Ninety days for an international move with family, sixty days for a simple city change, fifteen to thirty days for a student moving alone. The binder can remain active up to ninety days after the move to archive settling-in procedures, then be stored for future duplication if you move again.

Do I need a permanent internet connection to use this system during transit?

The application works in offline mode for reading and creating tasks. Synchronization happens automatically as soon as a connection is restored. Handy on a plane, in a dead zone, or in a country where your data plan doesn't work yet.

What happens if one of the spouses gives up midway?

Practically, unlikely for a project at this stage of commitment. If coordination becomes unbalanced (one spouse doing ninety percent), you can use the checklist item history delivered on May 5th to see who checked what in the last thirty days, discuss it with facts rather than impressions, and rebalance the distribution. Objective data avoids arguments like "you never do anything."

Can a move be coordinated with only one of the two spouses using the application?

Technically yes, but this recreates the dispersion we're trying to avoid. The main benefit of the shared binder is that both spouses see the same thing in real-time. If only one uses it, the other remains in WhatsApp and emails, and decisions are made across both interfaces in parallel. It's best to take ten minutes together at the beginning to frame the structure and ensure both are comfortable with the interface.

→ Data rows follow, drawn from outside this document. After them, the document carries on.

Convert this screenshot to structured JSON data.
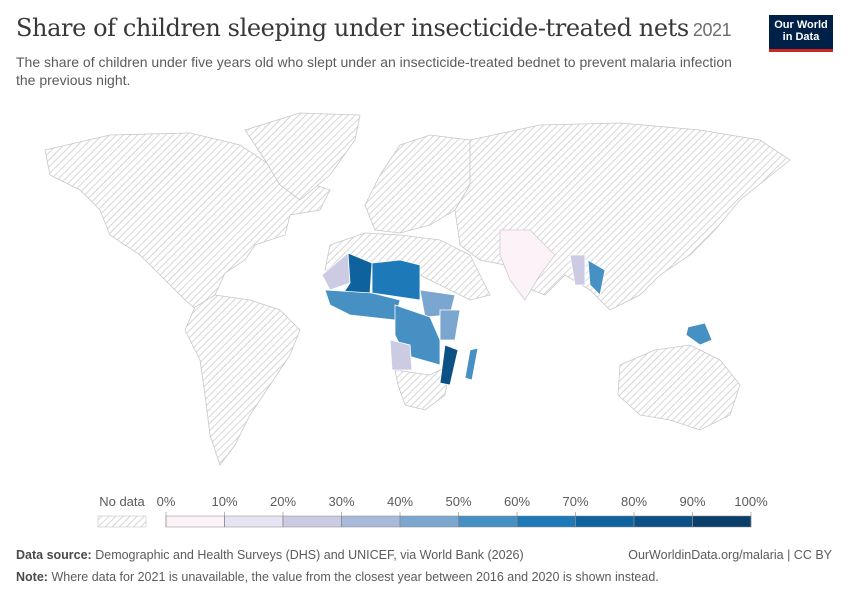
{
  "header": {
    "title": "Share of children sleeping under insecticide-treated nets",
    "year": "2021",
    "subtitle": "The share of children under five years old who slept under an insecticide-treated bednet to prevent malaria infection the previous night."
  },
  "logo": {
    "line1": "Our World",
    "line2": "in Data"
  },
  "legend": {
    "no_data": "No data",
    "ticks": [
      {
        "value": 0,
        "label": "0%"
      },
      {
        "value": 10,
        "label": "10%"
      },
      {
        "value": 20,
        "label": "20%"
      },
      {
        "value": 30,
        "label": "30%"
      },
      {
        "value": 40,
        "label": "40%"
      },
      {
        "value": 50,
        "label": "50%"
      },
      {
        "value": 60,
        "label": "60%"
      },
      {
        "value": 70,
        "label": "70%"
      },
      {
        "value": 80,
        "label": "80%"
      },
      {
        "value": 90,
        "label": "90%"
      },
      {
        "value": 100,
        "label": "100%"
      }
    ],
    "colors": [
      "#fbf3f8",
      "#e6e4f2",
      "#cccbe4",
      "#a9b9d9",
      "#7aa6cf",
      "#4690c3",
      "#1d79b8",
      "#0e639f",
      "#0b5186",
      "#0a3f6a",
      "#082e4e"
    ]
  },
  "footer": {
    "source_label": "Data source:",
    "source": "Demographic and Health Surveys (DHS) and UNICEF, via World Bank (2026)",
    "url": "OurWorldinData.org/malaria | CC BY",
    "note_label": "Note:",
    "note": "Where data for 2021 is unavailable, the value from the closest year between 2016 and 2020 is shown instead."
  }
}
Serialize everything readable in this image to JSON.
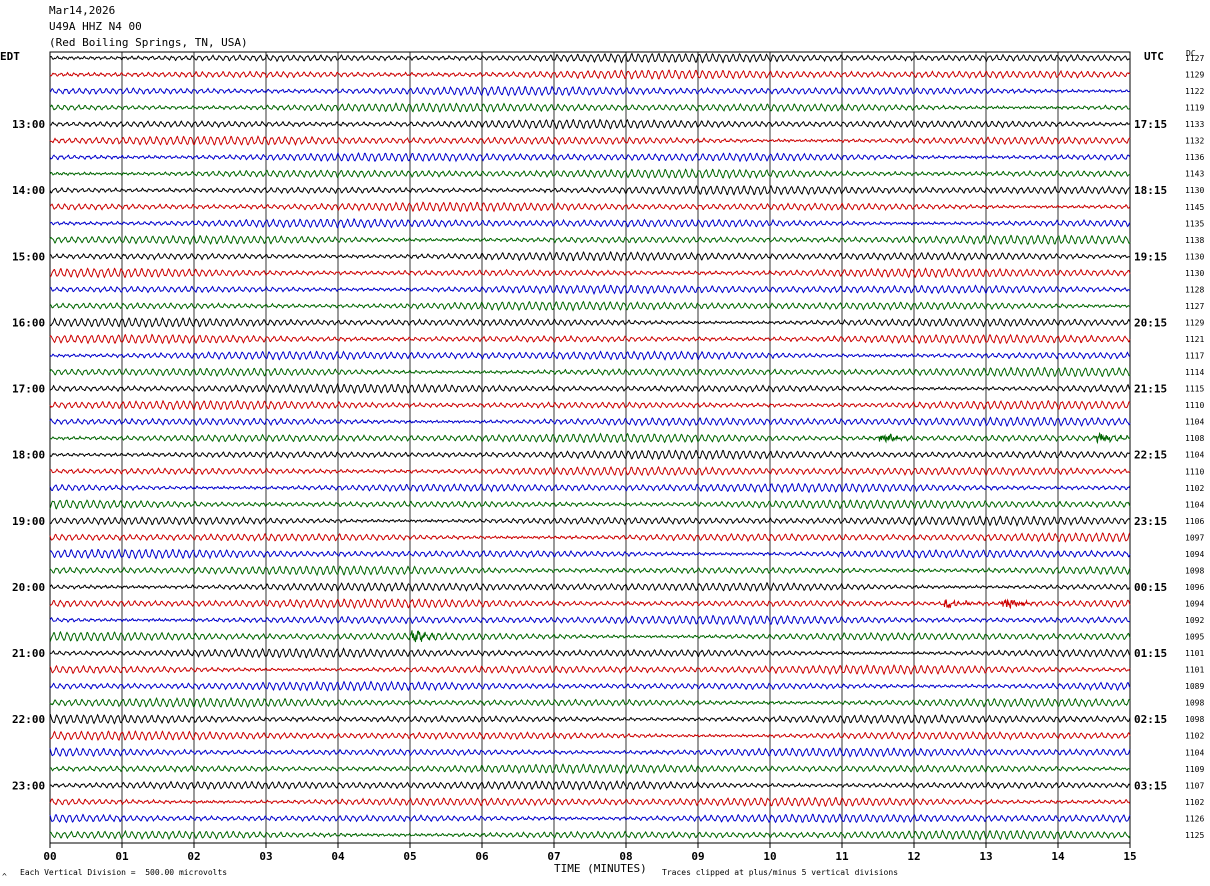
{
  "header": {
    "date": "Mar14,2026",
    "station": "U49A HHZ N4 00",
    "location": "(Red Boiling Springs, TN, USA)"
  },
  "left_timezone": "EDT",
  "right_timezone": "UTC",
  "dc_label": "DC",
  "footer": {
    "scale_note": "Each Vertical Division =  500.00 microvolts",
    "clip_note": "Traces clipped at plus/minus 5 vertical divisions",
    "corner_mark": "^"
  },
  "colors": {
    "trace_cycle": [
      "#000000",
      "#cc0000",
      "#0000cc",
      "#006600"
    ],
    "grid": "#000000"
  },
  "chart_data": {
    "type": "line",
    "title": "",
    "xlabel": "TIME (MINUTES)",
    "ylabel": "",
    "xlim": [
      0,
      15
    ],
    "x_ticks": [
      "00",
      "01",
      "02",
      "03",
      "04",
      "05",
      "06",
      "07",
      "08",
      "09",
      "10",
      "11",
      "12",
      "13",
      "14",
      "15"
    ],
    "rows_per_hour": 4,
    "row_count": 48,
    "left_hour_labels": [
      "13:00",
      "14:00",
      "15:00",
      "16:00",
      "17:00",
      "18:00",
      "19:00",
      "20:00",
      "21:00",
      "22:00",
      "23:00"
    ],
    "right_hour_labels": [
      "17:15",
      "18:15",
      "19:15",
      "20:15",
      "21:15",
      "22:15",
      "23:15",
      "00:15",
      "01:15",
      "02:15",
      "03:15"
    ],
    "dc_offsets": [
      1127,
      1129,
      1122,
      1119,
      1133,
      1132,
      1136,
      1143,
      1130,
      1145,
      1135,
      1138,
      1130,
      1130,
      1128,
      1127,
      1129,
      1121,
      1117,
      1114,
      1115,
      1110,
      1104,
      1108,
      1104,
      1110,
      1102,
      1104,
      1106,
      1097,
      1094,
      1098,
      1096,
      1094,
      1092,
      1095,
      1101,
      1101,
      1089,
      1098,
      1098,
      1102,
      1104,
      1109,
      1107,
      1102,
      1126,
      1125
    ],
    "events": [
      {
        "row": 23,
        "minute": 11.6,
        "note": "small burst"
      },
      {
        "row": 23,
        "minute": 14.6,
        "note": "small burst"
      },
      {
        "row": 33,
        "minute": 12.5,
        "note": "small burst"
      },
      {
        "row": 33,
        "minute": 13.3,
        "note": "small burst"
      },
      {
        "row": 35,
        "minute": 5.1,
        "note": "small burst"
      }
    ]
  }
}
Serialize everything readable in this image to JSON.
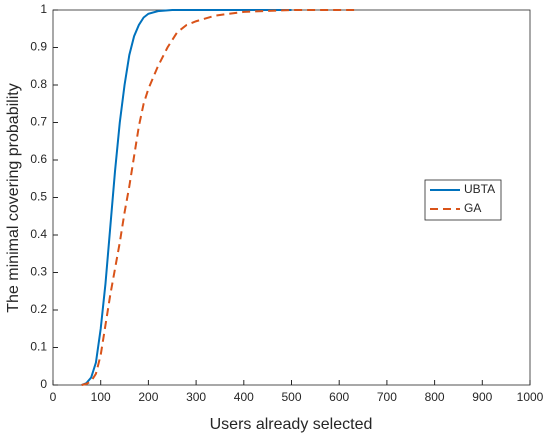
{
  "chart_data": {
    "type": "line",
    "x_label": "Users already selected",
    "y_label": "The minimal covering probability",
    "xlim": [
      0,
      1000
    ],
    "xticks": [
      0,
      100,
      200,
      300,
      400,
      500,
      600,
      700,
      800,
      900,
      1000
    ],
    "ylim": [
      0,
      1
    ],
    "yticks": [
      0,
      0.1,
      0.2,
      0.3,
      0.4,
      0.5,
      0.6,
      0.7,
      0.8,
      0.9,
      1
    ],
    "legend": "right",
    "series": [
      {
        "name": "UBTA",
        "color": "#0072bd",
        "dash": "solid",
        "x": [
          60,
          70,
          80,
          90,
          100,
          110,
          120,
          130,
          140,
          150,
          160,
          170,
          180,
          190,
          200,
          220,
          250,
          300,
          400,
          500
        ],
        "values": [
          0,
          0.005,
          0.02,
          0.06,
          0.15,
          0.27,
          0.42,
          0.57,
          0.7,
          0.8,
          0.88,
          0.93,
          0.96,
          0.98,
          0.99,
          0.997,
          1,
          1,
          1,
          1
        ]
      },
      {
        "name": "GA",
        "color": "#d95319",
        "dash": "dashed",
        "x": [
          60,
          70,
          80,
          90,
          100,
          110,
          120,
          130,
          140,
          150,
          160,
          170,
          180,
          190,
          200,
          220,
          240,
          260,
          280,
          300,
          340,
          400,
          500,
          640
        ],
        "values": [
          0,
          0.003,
          0.01,
          0.03,
          0.08,
          0.16,
          0.24,
          0.31,
          0.38,
          0.46,
          0.53,
          0.61,
          0.69,
          0.75,
          0.79,
          0.85,
          0.9,
          0.94,
          0.96,
          0.97,
          0.985,
          0.995,
          1,
          1
        ]
      }
    ]
  }
}
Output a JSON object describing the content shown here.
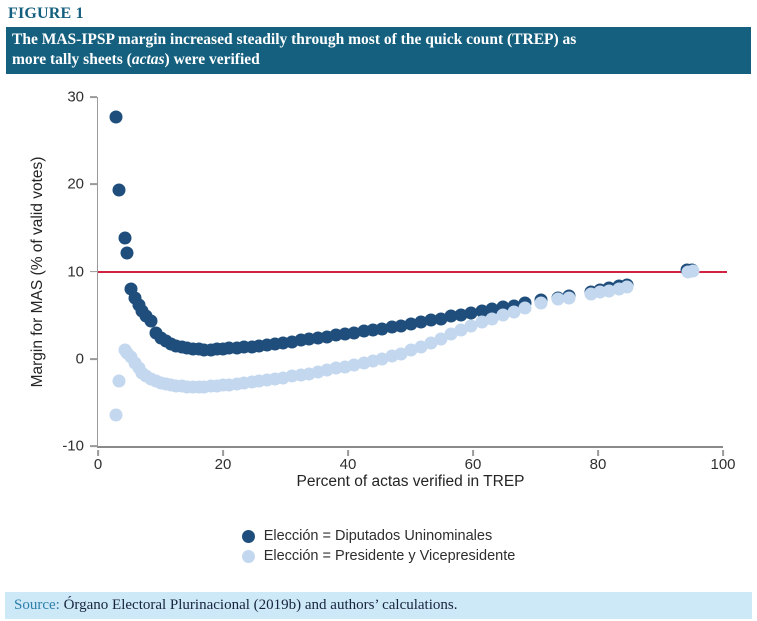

Is the app available on iPhone?

Currently, TAMSIV is available on Android via the Play Store. The iOS version is in preparation. The spouse on iPhone can use the web version to view and edit while waiting for the native app.

What if I'm moving alone, without family?

The structure naturally simplifies. Five subfolders are sufficient (Inventory, Housing, Administration, Budget, Calendar), without the Children layer or the complexity of sharing with a spouse. Access levels remain useful for including a lending parent, a mover, or a friend helping to sort the cellar.